Emma's own story is an inspiring one. "I always had really poor eyesight, I could only see close up," she says. "At school I couldn't see the blackboard even if I was sitting at the front of the class,." She confesses she was "embarrassed" to wear glasses when she was younger.

When she took part in horse events, she had to walk the course first. "I had to study the numbers of the fences thoroughly to see where I was going, it was such a pain!"

She is currently having nerve treatment for her back injury, and will consider having an operation in the future.

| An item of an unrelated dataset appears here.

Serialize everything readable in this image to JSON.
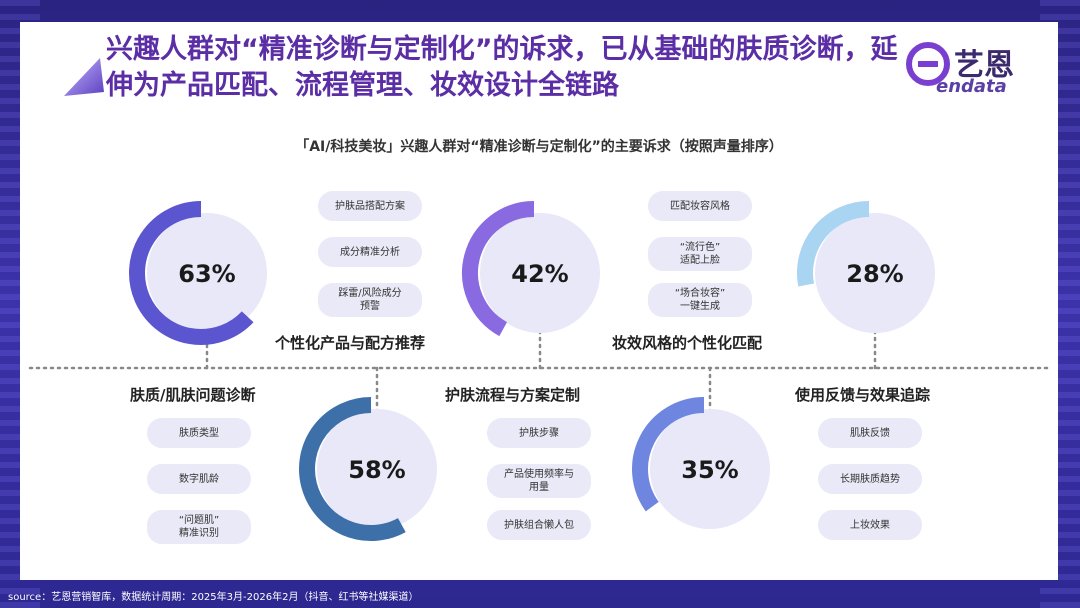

While clays have not "taken over" from her love of equestrian events, shooting is a sport she is able to pursue. It irequires firm commitment; Emma's nearest clay pigeon ground is at Ombersley, and she regularly makes the hour-and-a-half trip to Uttoxeter where her coach is based.

"When I first started university, I didn't get to practice that much, but once I'd got used to it I could sort out my timetable," she says. "My weekends are packed with horses and finding time for shooting."